The Second Cavalry continued to do picket and reconnaissance duty with the Army of the Shenandoah until November 3. On this date it was detached and placed on guard duty protecting workmen who were building the military railroad from Harper’s Ferry to Winchester.

On November 29 the Reserve Brigade, commanded by Lieutenant Colonel Crowninshield, was ordered to join the division for the purpose of marching east of the Blue Ridge and destroying property and capturing guerillas. From Stephenson’s Depot it marched to Bloomfield where the remainder of the division was expected. At this place Moseby’s guerillas attacked the advance guard of the brigade, wounding two men. The march was continued to Snickersville, where pickets were placed at strategic points in the gap and on the roads. On November 30 the Second Cavalry was detached with the Second Massachusetts and given a sector to devastate. Its route was along Wood Grove, Hillsborough to Cave Head on the Potomac, thence along the river to Lovettsville. In this area all grain, hay, mills and distilleries were destroyed, and stock driven off. On December 2 the regiment joined the division and the command went into camp at Stone Chapel.
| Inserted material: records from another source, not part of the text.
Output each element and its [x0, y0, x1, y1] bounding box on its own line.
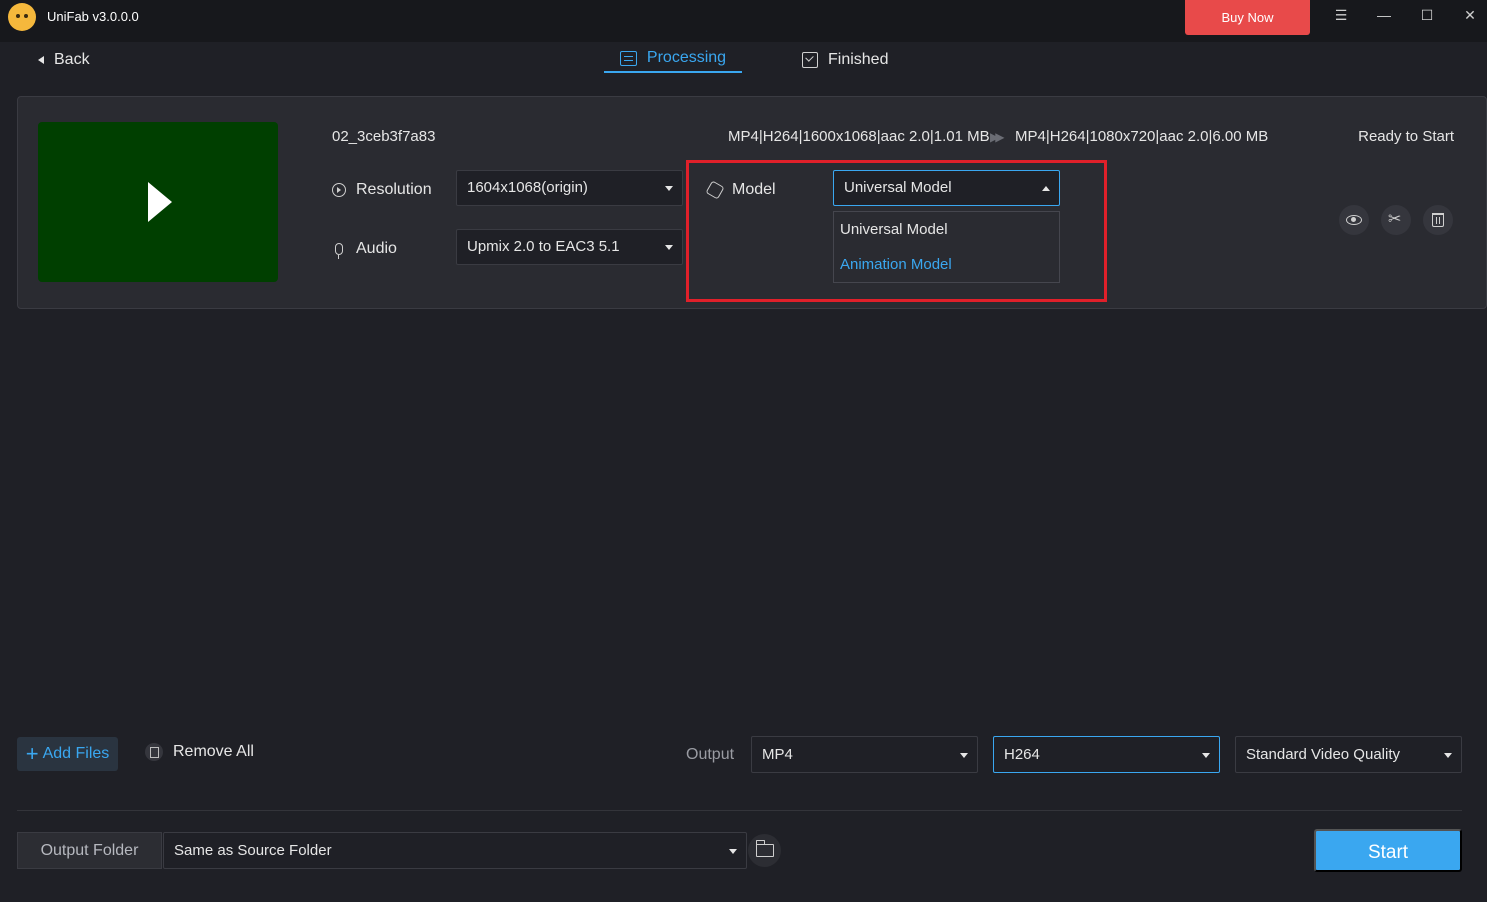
- resolution-value: 1604x1068(origin): [467, 179, 588, 196]
- quality-value: Standard Video Quality: [1246, 746, 1400, 763]
- add-files-button[interactable]: + Add Files: [17, 737, 118, 771]
- tab-processing[interactable]: Processing: [604, 47, 742, 73]
- resolution-label: Resolution: [332, 181, 432, 199]
- menu-icon[interactable]: ☰: [1329, 5, 1353, 25]
- chevron-down-icon: [960, 753, 968, 758]
- source-info: MP4|H264|1600x1068|aac 2.0|1.01 MB: [728, 128, 990, 145]
- start-button[interactable]: Start: [1314, 829, 1462, 872]
- add-files-label: Add Files: [42, 745, 110, 762]
- chevron-up-icon: [1042, 186, 1050, 191]
- model-label: Model: [705, 180, 776, 200]
- eye-icon: [1346, 215, 1362, 225]
- scissors-icon: ✂: [1388, 211, 1402, 228]
- tab-finished-label: Finished: [828, 51, 889, 68]
- delete-button[interactable]: [1423, 205, 1453, 235]
- trash-icon: [1432, 213, 1444, 227]
- model-dropdown: Universal Model Animation Model: [833, 211, 1060, 283]
- folder-icon: [755, 840, 774, 857]
- output-folder-select[interactable]: Same as Source Folder: [163, 832, 747, 869]
- chevron-down-icon: [1444, 753, 1452, 758]
- output-label: Output: [686, 746, 735, 763]
- minimize-icon[interactable]: —: [1372, 5, 1396, 25]
- codec-value: H264: [1004, 746, 1040, 763]
- format-select[interactable]: MP4: [751, 736, 978, 773]
- chevron-down-icon: [665, 245, 673, 250]
- chevron-down-icon: [1202, 753, 1210, 758]
- finished-check-icon: [802, 52, 818, 68]
- audio-select[interactable]: Upmix 2.0 to EAC3 5.1: [456, 229, 683, 265]
- chevron-down-icon: [729, 849, 737, 854]
- processing-list-icon: [619, 50, 637, 66]
- back-button[interactable]: Back: [38, 49, 90, 71]
- model-icon: [705, 180, 725, 200]
- resolution-label-text: Resolution: [356, 181, 432, 198]
- model-label-text: Model: [732, 181, 776, 198]
- chevron-down-icon: [665, 186, 673, 191]
- status-text: Ready to Start: [1358, 128, 1454, 145]
- plus-icon: +: [25, 741, 39, 766]
- quality-select[interactable]: Standard Video Quality: [1235, 736, 1462, 773]
- audio-value: Upmix 2.0 to EAC3 5.1: [467, 238, 620, 255]
- audio-label: Audio: [332, 240, 397, 259]
- tab-finished[interactable]: Finished: [802, 47, 888, 73]
- output-folder-label: Output Folder: [17, 832, 162, 869]
- preview-button[interactable]: [1339, 205, 1369, 235]
- target-info: MP4|H264|1080x720|aac 2.0|6.00 MB: [1015, 128, 1269, 145]
- play-icon[interactable]: [148, 182, 172, 222]
- back-label: Back: [54, 51, 90, 68]
- back-arrow-icon: [38, 56, 44, 64]
- title-bar: UniFab v3.0.0.0 Buy Now ☰ — ☐ ✕: [0, 0, 1487, 42]
- file-card: 02_3ceb3f7a83 MP4|H264|1600x1068|aac 2.0…: [17, 96, 1487, 309]
- video-thumbnail[interactable]: [38, 122, 278, 282]
- app-title: UniFab v3.0.0.0: [47, 9, 139, 24]
- output-folder-value: Same as Source Folder: [174, 842, 332, 859]
- close-icon[interactable]: ✕: [1458, 5, 1482, 25]
- browse-folder-button[interactable]: [748, 834, 781, 867]
- app-window: UniFab v3.0.0.0 Buy Now ☰ — ☐ ✕ Back Pro…: [0, 0, 1487, 902]
- trim-button[interactable]: ✂: [1381, 205, 1411, 235]
- buy-now-button[interactable]: Buy Now: [1185, 0, 1310, 35]
- codec-select[interactable]: H264: [993, 736, 1220, 773]
- microphone-icon: [335, 243, 343, 259]
- convert-arrow-icon: ▶▶: [990, 130, 1005, 144]
- model-option-universal[interactable]: Universal Model: [840, 221, 948, 238]
- remove-all-button[interactable]: Remove All: [145, 743, 254, 761]
- model-value: Universal Model: [844, 179, 952, 196]
- resolution-select[interactable]: 1604x1068(origin): [456, 170, 683, 206]
- tab-processing-label: Processing: [646, 49, 727, 66]
- file-name: 02_3ceb3f7a83: [332, 128, 436, 145]
- format-value: MP4: [762, 746, 793, 763]
- remove-all-label: Remove All: [173, 743, 254, 760]
- unifab-logo-icon: [8, 3, 36, 31]
- maximize-icon[interactable]: ☐: [1415, 5, 1439, 25]
- resolution-icon: [332, 183, 346, 197]
- model-option-animation[interactable]: Animation Model: [840, 256, 952, 273]
- model-select[interactable]: Universal Model: [833, 170, 1060, 206]
- audio-label-text: Audio: [356, 240, 397, 257]
- divider: [17, 810, 1462, 811]
- trash-icon: [145, 743, 163, 761]
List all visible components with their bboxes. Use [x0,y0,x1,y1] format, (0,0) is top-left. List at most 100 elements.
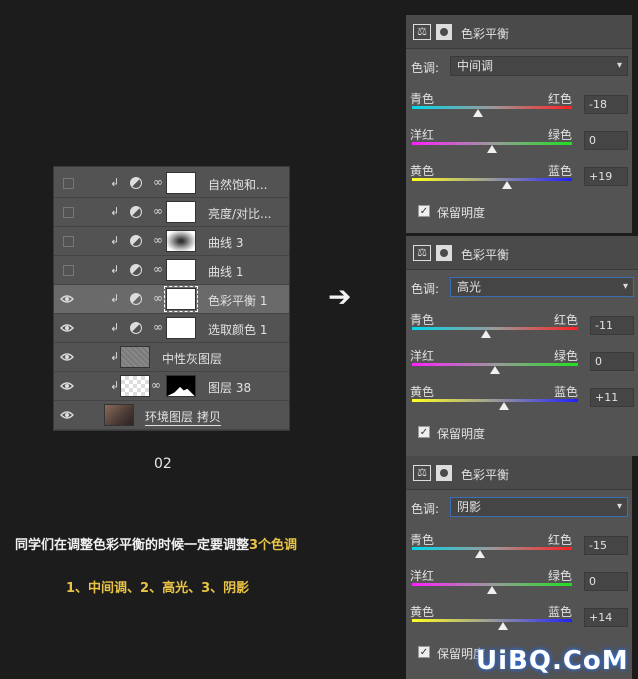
layer-name: 曲线 3 [208,236,244,250]
slider-thumb[interactable] [490,366,500,374]
slider-right-label: 蓝色 [554,385,579,399]
visibility-toggle-empty[interactable] [63,265,74,276]
preserve-luminosity-checkbox[interactable]: ✓ [418,426,430,438]
panel-header: ⚖ 色彩平衡 [406,15,632,49]
clip-arrow-icon: ↲ [110,234,120,247]
clip-arrow-icon: ↲ [110,292,120,305]
tone-select-value: 阴影 [457,500,482,514]
slider-thumb[interactable] [498,622,509,630]
slider-thumb[interactable] [487,586,497,594]
slider-value-input[interactable]: 0 [584,572,628,591]
layer-row[interactable]: ↲ ∞ 亮度/对比... [54,198,289,227]
layer-mask-thumbnail [166,201,196,223]
tone-select[interactable]: 中间调 ▾ [450,56,628,76]
clip-arrow-icon: ↲ [110,321,120,334]
adjustment-layer-icon [130,235,142,247]
preserve-luminosity-checkbox[interactable]: ✓ [418,205,430,217]
layer-row[interactable]: ↲ ∞ 选取颜色 1 [54,314,289,343]
slider-thumb[interactable] [502,181,513,189]
color-slider-track[interactable] [412,547,572,550]
mask-icon[interactable] [436,245,452,261]
link-chain-icon[interactable]: ∞ [151,378,161,392]
layer-row[interactable]: ↲ 中性灰图层 [54,343,289,372]
panel-title: 色彩平衡 [461,27,510,41]
slider-thumb[interactable] [499,402,510,410]
slider-left-label: 洋红 [410,128,435,142]
tone-select[interactable]: 阴影 ▾ [450,497,628,517]
slider-right-label: 红色 [554,313,579,327]
layer-name: 亮度/对比... [208,207,272,221]
link-chain-icon[interactable]: ∞ [153,204,163,218]
slider-value-input[interactable]: -11 [590,316,634,335]
layer-row[interactable]: ↲ ∞ 曲线 3 [54,227,289,256]
slider-thumb[interactable] [475,550,485,558]
clip-arrow-icon: ↲ [110,379,120,392]
tone-select[interactable]: 高光 ▾ [450,277,634,297]
slider-value-input[interactable]: -18 [584,95,628,114]
layer-row[interactable]: ↲ ∞ 色彩平衡 1 [54,285,289,314]
mask-icon[interactable] [436,24,452,40]
clip-arrow-icon: ↲ [110,263,120,276]
slider-left-label: 青色 [410,92,435,106]
mask-icon[interactable] [436,465,452,481]
layer-row[interactable]: ↲ ∞ 自然饱和... [54,169,289,198]
slider-left-label: 洋红 [410,569,435,583]
slider-thumb[interactable] [487,145,497,153]
link-chain-icon[interactable]: ∞ [153,320,163,334]
color-slider-track[interactable] [412,399,578,402]
layer-row[interactable]: ↲环境图层 拷贝 [54,401,289,430]
layer-thumbnail [120,346,150,368]
slider-right-label: 红色 [548,92,573,106]
clip-arrow-icon: ↲ [110,350,120,363]
slider-right-label: 蓝色 [548,164,573,178]
link-chain-icon[interactable]: ∞ [153,262,163,276]
adjustment-layer-icon [130,177,142,189]
panel-title: 色彩平衡 [461,468,510,482]
eye-icon[interactable] [60,293,74,305]
color-slider-track[interactable] [412,327,578,330]
layer-mask-thumbnail [166,375,196,397]
layer-name: 选取颜色 1 [208,323,268,337]
slider-thumb[interactable] [472,109,483,117]
layer-mask-thumbnail [166,317,196,339]
slider-value-input[interactable]: +19 [584,167,628,186]
link-chain-icon[interactable]: ∞ [153,175,163,189]
color-slider-track[interactable] [412,106,572,109]
slider-left-label: 洋红 [410,349,435,363]
slider-value-input[interactable]: 0 [590,352,634,371]
clip-arrow-icon: ↲ [110,205,120,218]
link-chain-icon[interactable]: ∞ [153,233,163,247]
color-slider-track[interactable] [412,619,572,622]
link-chain-icon[interactable]: ∞ [153,291,163,305]
layer-mask-thumbnail [166,259,196,281]
eye-icon[interactable] [60,380,74,392]
slider-value-input[interactable]: -15 [584,536,628,555]
eye-icon[interactable] [60,409,74,421]
layer-mask-thumbnail [164,286,198,312]
visibility-toggle-empty[interactable] [63,207,74,218]
slider-left-label: 青色 [410,533,435,547]
adjustment-layer-icon [130,293,142,305]
chevron-down-icon: ▾ [622,281,628,292]
instruction-line-1: 同学们在调整色彩平衡的时候一定要调整3个色调 [15,534,297,553]
tone-label: 色调: [411,502,440,516]
preserve-luminosity-label: 保留明度 [437,427,486,441]
chevron-down-icon: ▾ [616,60,622,71]
slider-thumb[interactable] [480,330,491,338]
layer-row[interactable]: ↲ ∞ 图层 38 [54,372,289,401]
color-balance-panel: ⚖ 色彩平衡 色调: 中间调 ▾ 青色 红色 -18 洋红 绿色 0 黄色 蓝色 +19 ✓ 保留明度 [406,15,632,233]
color-slider-track[interactable] [412,178,572,181]
layer-mask-thumbnail [166,230,196,252]
slider-value-input[interactable]: +14 [584,608,628,627]
visibility-toggle-empty[interactable] [63,236,74,247]
balance-scale-icon: ⚖ [413,245,431,261]
visibility-toggle-empty[interactable] [63,178,74,189]
slider-value-input[interactable]: +11 [590,388,634,407]
preserve-luminosity-checkbox[interactable]: ✓ [418,646,430,658]
eye-icon[interactable] [60,351,74,363]
instruction-prefix: 同学们在调整色彩平衡的时候一定要调整 [15,538,250,553]
eye-icon[interactable] [60,322,74,334]
slider-value-input[interactable]: 0 [584,131,628,150]
layer-row[interactable]: ↲ ∞ 曲线 1 [54,256,289,285]
slider-right-label: 红色 [548,533,573,547]
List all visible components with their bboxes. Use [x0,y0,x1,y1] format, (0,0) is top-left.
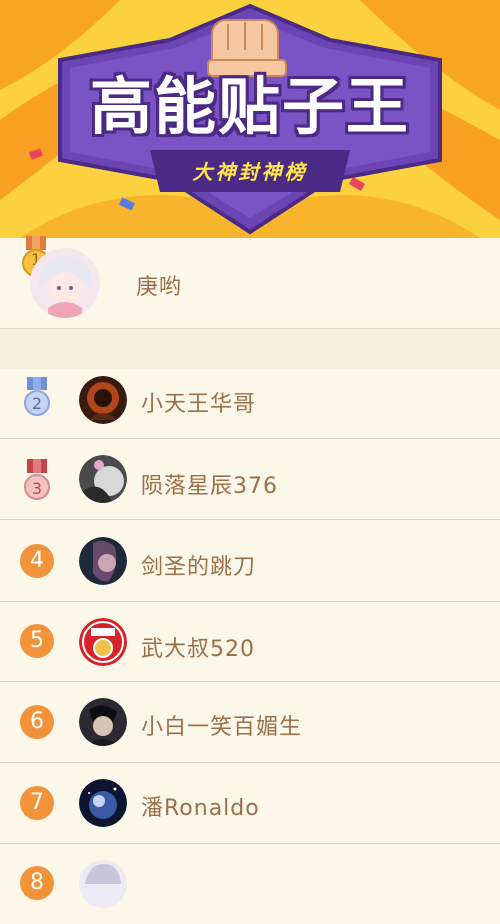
user-name[interactable]: 剑圣的跳刀 [141,549,256,581]
rank-badge: 4 [20,544,54,578]
header-banner: 高能贴子王 大神封神榜 [0,0,500,238]
user-name[interactable]: 陨落星辰376 [141,468,278,500]
banner-title: 高能贴子王 [89,70,410,143]
ranking-row-3[interactable]: 3 陨落星辰376 [0,439,500,520]
user-name[interactable]: 小天王华哥 [141,386,256,418]
user-name[interactable]: 武大叔520 [141,631,255,663]
user-name[interactable]: 庚哟 [136,269,182,301]
avatar[interactable] [79,860,127,908]
rank-badge: 6 [20,705,54,739]
ranking-row-2[interactable]: 2 小天王华哥 [0,369,500,439]
ranking-row-1[interactable]: 1 庚哟 [0,236,500,329]
avatar[interactable] [79,618,127,666]
rank-badge: 5 [20,624,54,658]
avatar[interactable] [79,455,127,503]
user-name[interactable]: 小白一笑百媚生 [141,709,302,741]
avatar[interactable] [79,537,127,585]
ranking-row-8[interactable]: 8 [0,844,500,924]
avatar[interactable] [30,248,100,318]
ranking-row-6[interactable]: 6 小白一笑百媚生 [0,682,500,763]
section-divider [0,329,500,369]
avatar[interactable] [79,376,127,424]
banner-subtitle: 大神封神榜 [192,160,308,184]
user-name[interactable]: 潘Ronaldo [141,790,260,822]
rank-number: 3 [31,479,43,498]
rank-badge: 8 [20,866,54,900]
avatar[interactable] [79,779,127,827]
ranking-row-5[interactable]: 5 武大叔520 [0,602,500,682]
rank-badge: 7 [20,786,54,820]
ranking-row-7[interactable]: 7 潘Ronaldo [0,763,500,844]
avatar[interactable] [79,698,127,746]
rank-number: 2 [31,394,43,413]
ranking-row-4[interactable]: 4 剑圣的跳刀 [0,520,500,602]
General Torbert started from Winchester December 19, 1864, with the First and Second Cavalry Divisions, but without artillery, on a raid of destruction to Gordonsville. The command crossed the Blue Ridge on the 20th and camped on the Hazel River that night after a march of twenty-nine miles. On the following day the First Division separated from the Second Division and marched to Madison Court House, where it met Jackson’s brigade of Rebel cavalry and drove it from the town. The command having again united on the 22nd, they met Lomax’s division of cavalry at Liberty Mills. At the bridge the Confederates were entrenched and soon after firing began, the wooden structure was set on fire. This necessitated sending part of the command up and down the Rapidan River to seek crossings. These two columns were so delayed that it was nearly dark before they attacked the Confederates from the opposite bank. After driving the Rebels away from the river, the fighting continued until after dark when friend and foe could not be distinguished. On the 23rd the enemy was again attacked and driven to the top of the gap in Southwest Mountain. They were strongly posted behind breast-works, and after an attack failed to dislodge them, Torbert sent part of his column around their flank to the north. Later he was convinced the enemy infantry had relieved the cavalry in front of him in the gap. As a result of this information, he decided it was useless to push the attack farther and began withdrawing at once. After a march in severely cold weather, the command arrived at Winchester December 28. Although some property was destroyed on the raid, Torbert failed to reach the railroad at Gordonsville, the main objective of the expedition.

The Second Cavalry was sent to Camp Russell, Virginia, until January 21, 1865, when it moved to Hagerstown, Maryland. At this time the regiment was depleted to such an extent that there were only three officers and 111 men for duty. From now until the end of the Civil War, it was doing picket and reconnaissance work in northern Virginia. On July 28th the regiment reached Monrovia, Maryland, where it was recruited and refitted for post war duty.